My SO's ex's use to pressure him to be the provider, and work two jobs, and he never got time with his kids and was depressed and stressed out all the time. He wasn't happy. They cared more about the money, than spending time with HIM and making memories. He and I don't have it all. But we don't need a lot to be happy. We both work, and I get daycare assistance to help pay for daycare while I work. We are just happy to BE together. I could live under a bridge with him and be happy. Why don't you take the time to look for programs that help with daycare assistance so YOU can get a job? That way everything isn't just on his shoulders. Then you can pay for your OWN car and get out of the house at the same time. Have a purpose.

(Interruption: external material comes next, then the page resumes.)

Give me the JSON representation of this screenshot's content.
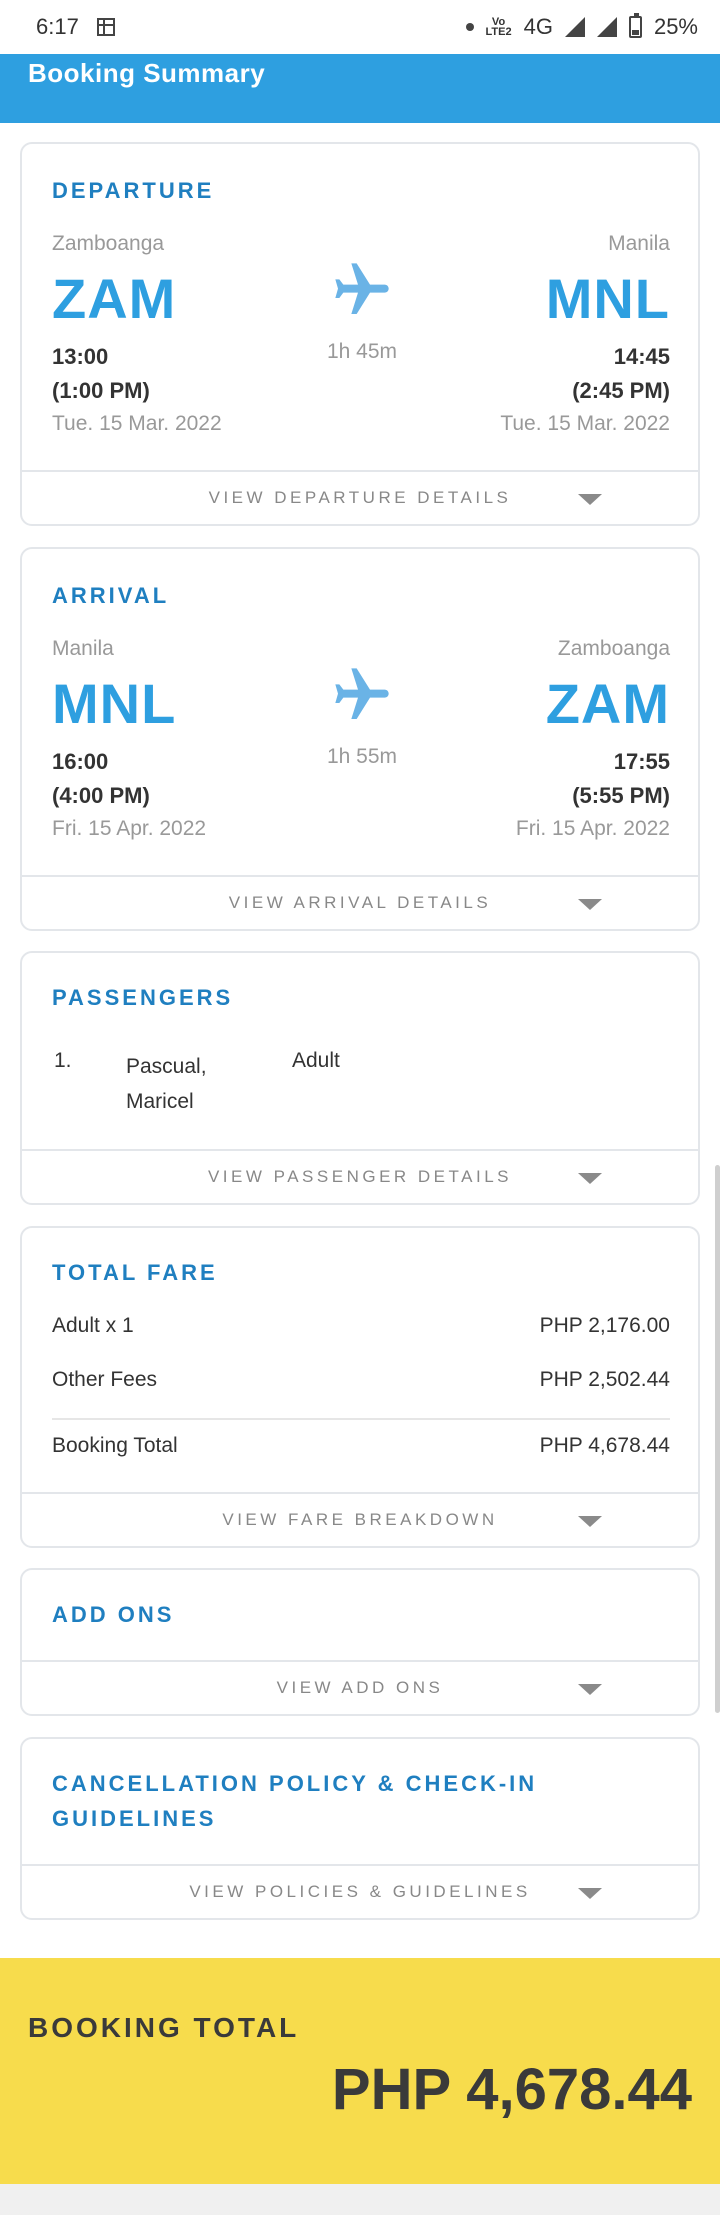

The custody battle may have been trying, but we all go through them. So you are asking your husband to suffer stress long term because you feel you stressed for a couple of years and deserve it without actually working to releive the stress in the household. Be a part of the solution. Not a part of the problem. YOu and your husband are a TEAM. Don't make him the coach and get pissed when he doesn't feel like stretching himself out that far. Be a supportive wife and work to contribute to the household just as much as he does. Otherwise, get over it. We all make sacrifices. Sometimes we don't get " paid back" for them either. My SO was raised by his dad, who never really made a big deal about birthdays or holidays. That's just how he grew up. He doesn't do really big things for birthdays, etc. It's a part of him that I've learned to accept. Most men are this way by nature. Did you fall in love with your husband, or the materialistic things you expect your husband to give you on anniversaries, birthdays, etc?

If you don't like the way a situation is, then YOU change it. Don't depend on anyone else to do it for you. The stress you put yourself through is stress that YOU allow yourself to feel. No one else can control whether YOU feel stressed about a situation or not. You are in control of your emotions. YOU do something about it.